Islamic terrorists staged a large-scale attack against targets in the obscure Caucasian city of Nalchik on Thursday. Israeli site DEBKA reports that the terrorists were affiliated with al Qaeda.
The Nalchik Wahhabi cell of al Qaeda is notably dangerous and ruthless. It provided the jumping off base for the raiders who besieged the Beslan school a year ago, leaving 332 dead, most children.After tha[t] attack, on Sept. 13, 2004, DEBKAfile reported that the small, out-of-the- way province of Kabardino-Balkaria (est. pop. one million) attracted an al Qaeda presence from 2002 when American bases went up in Georgia. Its leaders decided to counter the US presence by establishing a strategic base in the Muslim Northern Caucasus, the southwestern region of the Russian Federation.
Most of the province’s inhabitants are ethnic Circassian Muslims. The unrecorded chapter of the Chechen intelligence war of the 1990s relates how the Circassian community of Jordan, which was the security buttress of the Hashemite throne, was used by US, British and French intelligence as a pipeline into the Chechen breakaway movement for close surveillance of its conflict with Russia. Al Qaeda, which tracks and meets every American intelligence move connected with the global war on terror, countered by going into the remote and relatively affluent Kabardino-Balkaria to quietly acquire its own Circassian asset.

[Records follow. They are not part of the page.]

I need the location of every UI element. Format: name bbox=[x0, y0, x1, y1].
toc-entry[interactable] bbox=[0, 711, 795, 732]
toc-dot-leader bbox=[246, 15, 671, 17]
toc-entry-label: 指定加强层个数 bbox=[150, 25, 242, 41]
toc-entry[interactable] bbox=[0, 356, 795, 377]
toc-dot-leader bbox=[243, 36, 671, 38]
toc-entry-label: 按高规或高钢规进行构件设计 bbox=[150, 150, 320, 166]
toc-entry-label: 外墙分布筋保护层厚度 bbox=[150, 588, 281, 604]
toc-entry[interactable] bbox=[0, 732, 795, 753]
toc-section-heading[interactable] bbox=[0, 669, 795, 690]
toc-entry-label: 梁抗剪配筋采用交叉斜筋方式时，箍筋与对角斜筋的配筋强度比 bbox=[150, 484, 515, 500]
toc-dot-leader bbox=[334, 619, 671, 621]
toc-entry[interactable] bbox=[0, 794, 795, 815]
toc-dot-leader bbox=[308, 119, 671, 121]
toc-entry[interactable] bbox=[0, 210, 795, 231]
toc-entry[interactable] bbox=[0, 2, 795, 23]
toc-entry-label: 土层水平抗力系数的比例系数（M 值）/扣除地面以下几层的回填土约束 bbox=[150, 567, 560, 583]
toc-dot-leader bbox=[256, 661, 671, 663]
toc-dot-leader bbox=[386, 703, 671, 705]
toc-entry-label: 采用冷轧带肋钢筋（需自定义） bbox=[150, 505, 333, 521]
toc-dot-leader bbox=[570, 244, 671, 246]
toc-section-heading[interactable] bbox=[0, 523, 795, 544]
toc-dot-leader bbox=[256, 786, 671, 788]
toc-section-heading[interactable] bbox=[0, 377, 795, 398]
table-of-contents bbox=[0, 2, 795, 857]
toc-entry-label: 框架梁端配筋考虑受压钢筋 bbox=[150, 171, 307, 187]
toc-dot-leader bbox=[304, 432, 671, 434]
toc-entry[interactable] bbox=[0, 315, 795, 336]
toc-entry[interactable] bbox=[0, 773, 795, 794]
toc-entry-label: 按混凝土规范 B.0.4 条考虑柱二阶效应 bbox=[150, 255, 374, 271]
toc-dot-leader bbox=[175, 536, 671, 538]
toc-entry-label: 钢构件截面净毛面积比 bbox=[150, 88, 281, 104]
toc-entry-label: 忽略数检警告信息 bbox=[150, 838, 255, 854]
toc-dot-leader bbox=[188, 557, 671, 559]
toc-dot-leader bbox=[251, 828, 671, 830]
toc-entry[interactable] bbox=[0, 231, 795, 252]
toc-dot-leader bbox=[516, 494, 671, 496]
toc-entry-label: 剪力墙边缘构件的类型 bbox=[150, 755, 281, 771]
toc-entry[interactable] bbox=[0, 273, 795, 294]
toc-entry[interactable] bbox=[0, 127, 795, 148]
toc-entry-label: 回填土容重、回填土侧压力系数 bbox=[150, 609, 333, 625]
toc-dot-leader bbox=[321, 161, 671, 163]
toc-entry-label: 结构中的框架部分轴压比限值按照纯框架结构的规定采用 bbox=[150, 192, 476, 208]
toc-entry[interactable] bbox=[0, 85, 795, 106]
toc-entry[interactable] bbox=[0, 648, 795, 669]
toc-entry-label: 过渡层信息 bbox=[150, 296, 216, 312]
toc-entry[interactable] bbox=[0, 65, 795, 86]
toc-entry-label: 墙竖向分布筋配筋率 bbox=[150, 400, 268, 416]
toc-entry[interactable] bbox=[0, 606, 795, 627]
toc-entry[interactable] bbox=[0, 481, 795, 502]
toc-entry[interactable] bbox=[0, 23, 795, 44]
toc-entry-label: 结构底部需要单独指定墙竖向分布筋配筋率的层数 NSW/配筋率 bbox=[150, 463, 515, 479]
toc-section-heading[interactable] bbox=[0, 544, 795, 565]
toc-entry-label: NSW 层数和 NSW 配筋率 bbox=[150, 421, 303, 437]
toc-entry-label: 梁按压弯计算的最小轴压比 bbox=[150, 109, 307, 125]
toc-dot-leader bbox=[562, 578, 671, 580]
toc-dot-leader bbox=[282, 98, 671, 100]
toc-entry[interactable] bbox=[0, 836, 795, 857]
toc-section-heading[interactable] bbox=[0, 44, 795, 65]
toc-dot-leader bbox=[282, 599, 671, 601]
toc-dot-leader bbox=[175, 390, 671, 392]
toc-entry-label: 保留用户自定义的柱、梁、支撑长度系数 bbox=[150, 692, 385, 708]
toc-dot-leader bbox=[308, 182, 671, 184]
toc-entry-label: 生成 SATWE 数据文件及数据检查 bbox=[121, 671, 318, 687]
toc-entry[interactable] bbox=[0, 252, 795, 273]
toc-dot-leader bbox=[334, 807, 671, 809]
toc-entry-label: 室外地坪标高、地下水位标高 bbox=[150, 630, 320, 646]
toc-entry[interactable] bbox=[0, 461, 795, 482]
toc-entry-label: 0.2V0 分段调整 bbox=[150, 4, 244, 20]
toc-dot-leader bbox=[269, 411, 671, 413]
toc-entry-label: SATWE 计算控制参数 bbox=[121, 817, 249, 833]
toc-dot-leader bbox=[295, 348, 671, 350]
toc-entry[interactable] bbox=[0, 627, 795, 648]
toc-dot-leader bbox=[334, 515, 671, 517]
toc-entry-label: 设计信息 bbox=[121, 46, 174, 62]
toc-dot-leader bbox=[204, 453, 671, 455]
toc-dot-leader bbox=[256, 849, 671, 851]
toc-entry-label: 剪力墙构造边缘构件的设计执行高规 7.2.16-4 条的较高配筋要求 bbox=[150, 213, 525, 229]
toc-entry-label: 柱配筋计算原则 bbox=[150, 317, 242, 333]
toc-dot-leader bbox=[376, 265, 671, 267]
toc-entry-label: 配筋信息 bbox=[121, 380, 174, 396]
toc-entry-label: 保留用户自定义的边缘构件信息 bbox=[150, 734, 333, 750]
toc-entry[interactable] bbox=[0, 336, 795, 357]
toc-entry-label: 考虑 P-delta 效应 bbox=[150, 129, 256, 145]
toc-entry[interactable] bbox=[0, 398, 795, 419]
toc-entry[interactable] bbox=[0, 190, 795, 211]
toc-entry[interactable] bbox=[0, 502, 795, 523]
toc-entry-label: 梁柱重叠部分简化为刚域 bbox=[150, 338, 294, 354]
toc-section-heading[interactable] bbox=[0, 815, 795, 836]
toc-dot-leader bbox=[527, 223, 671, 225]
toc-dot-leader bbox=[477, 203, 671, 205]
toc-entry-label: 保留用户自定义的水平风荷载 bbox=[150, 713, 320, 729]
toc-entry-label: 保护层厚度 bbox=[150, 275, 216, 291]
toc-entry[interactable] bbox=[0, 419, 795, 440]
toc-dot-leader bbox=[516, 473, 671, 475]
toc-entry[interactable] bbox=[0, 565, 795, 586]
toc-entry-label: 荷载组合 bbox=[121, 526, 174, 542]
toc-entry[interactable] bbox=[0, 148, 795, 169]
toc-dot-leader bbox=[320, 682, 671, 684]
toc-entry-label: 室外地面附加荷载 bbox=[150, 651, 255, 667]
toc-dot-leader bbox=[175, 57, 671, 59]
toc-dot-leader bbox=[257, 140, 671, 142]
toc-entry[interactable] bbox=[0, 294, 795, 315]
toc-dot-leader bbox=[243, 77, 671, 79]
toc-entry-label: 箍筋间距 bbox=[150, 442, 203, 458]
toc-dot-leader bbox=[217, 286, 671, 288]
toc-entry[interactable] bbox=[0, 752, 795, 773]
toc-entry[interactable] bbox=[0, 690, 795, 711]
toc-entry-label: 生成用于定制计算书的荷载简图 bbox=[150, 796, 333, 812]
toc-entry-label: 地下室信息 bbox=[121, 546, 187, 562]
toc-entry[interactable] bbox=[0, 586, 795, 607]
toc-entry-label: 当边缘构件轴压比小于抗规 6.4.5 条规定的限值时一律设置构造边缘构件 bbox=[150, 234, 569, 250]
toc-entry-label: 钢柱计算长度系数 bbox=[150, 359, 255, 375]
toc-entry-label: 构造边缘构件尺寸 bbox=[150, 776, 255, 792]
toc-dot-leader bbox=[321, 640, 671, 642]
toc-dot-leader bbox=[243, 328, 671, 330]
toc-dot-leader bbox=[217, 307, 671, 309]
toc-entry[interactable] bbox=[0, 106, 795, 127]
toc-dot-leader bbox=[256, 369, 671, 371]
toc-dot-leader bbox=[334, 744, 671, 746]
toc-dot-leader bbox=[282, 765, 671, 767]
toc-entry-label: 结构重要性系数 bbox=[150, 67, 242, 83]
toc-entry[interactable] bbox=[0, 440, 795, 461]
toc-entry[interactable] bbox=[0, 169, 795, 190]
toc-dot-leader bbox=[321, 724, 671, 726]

Until early 2005, the Kabardino-Balkaria cells were the rear bases of the Saudi Wahhabis fighting in the Chechen rebellion against Russia. They were also used for trading intelligence and weapons. But then the Saudi fighters moved out of Chechnya to join Abu Musab al Zarqawi’s terrorist ranks in Iraq. Al Qaeda then promoted the Nalchik Wahhabi cell to become its leading Caucasian base.
Dan Darling at Winds of Change presents an overview and also addresses the linkages between various Islamic terrorist groups.
The attack on Nalchik in Kabardino-Balkaria is yet another sign of the deteriorating situation in the North Caucasus. While this is the first high-profile attack by Basayev's Chechen fighters and their allies since Beslan, this is unfortunately just the latest indication of the waning Russian control in the region. For some time now, there have been nearly as many clashes between Russian forces and Chechen fighters in Dagestan and Ingushetia as there are inside Chechnya proper and Basayev's followers now consist of large numbers of Dagestani and Ingush Muslims in addition to actual Chechens and Arab al-Qaeda fighters.
Oddly, National Public Radio interviewed a Russian security expert Friday and I was struck by his virtual refusal to even mention the Islamic nature of the attackers.
Mark Steyn was listening to the same broadcast and has a lot to say about that coverage and more.
What happened in Russia on Thursday was serious business, not just in the death toll but in the number of key government installations that the alleged insurging rebel militants of non-specific ideology managed to seize with relative ease. The militantly rebellious insurgers of no known religious affiliation have long said they want a pan-Caucasian Islamic state from the Black Sea to the Caspian Sea, and the carnage they wreaked in the hitherto semi-safe-ish republic of Kabardino-Balkaria suggests that they're more likely to spread the conflict to other parts of the Russian Federation than Moscow is to contain it.Posted by Alan at October 16, 2005 03:12 PMDid you see that news item in Stavropolsky Meridian last October? "Strontium, Uranium And Plutonium Found In Train To Caucasus." When a region already regarded as a Bud's Discount Warehouse for nuclear materials is getting sucked deeper into the maw of Islamism, why be so sheepish about letting us know the forces at play?
The Russians couldn't hold on to Eastern Europe. They couldn't hold on to Central Asia. Why would they fare any better with the present so-called Russian "Federation"? The country is literally dying. It's had a net population loss every year since 1992, one of the lowest fertility rates in the world -- 1.2 children born per woman -- and one of the highest abortion rates: some 70 percent of pregnancies are terminated. Russian men now have a lower life expectancy than Bangladeshis -- not because Bangladesh is brimming with actuarial advantages but because, if he had four legs and hung from a tree in a rain forest, the Russian male would be on the endangered species list.
Yet, within their present territory, there remain a few exceptions to the grim statistics cited above, parts of Russia that retain healthy fertility rates and healthy mortality rates. And guess what? They're the Muslim parts. Or, as the New York Times/NPR/Agence France Presse/Scotsman/Toronto Globe & Mail would say, they're the insurgent rebel militant parts. Many of these Russian Muslim areas -- like Bashkortistan (and no, I didn't make that up, it's a real stan. Check it out in the World Book Of Stans) -- are also rich in natural resources.
If you're an energy-rich Muslim republic, what's the point of going down the express garbage chute of history with the Russian Federation? The Islamification of significant parts of present-day Russia is going to be a critical factor in its death spiral.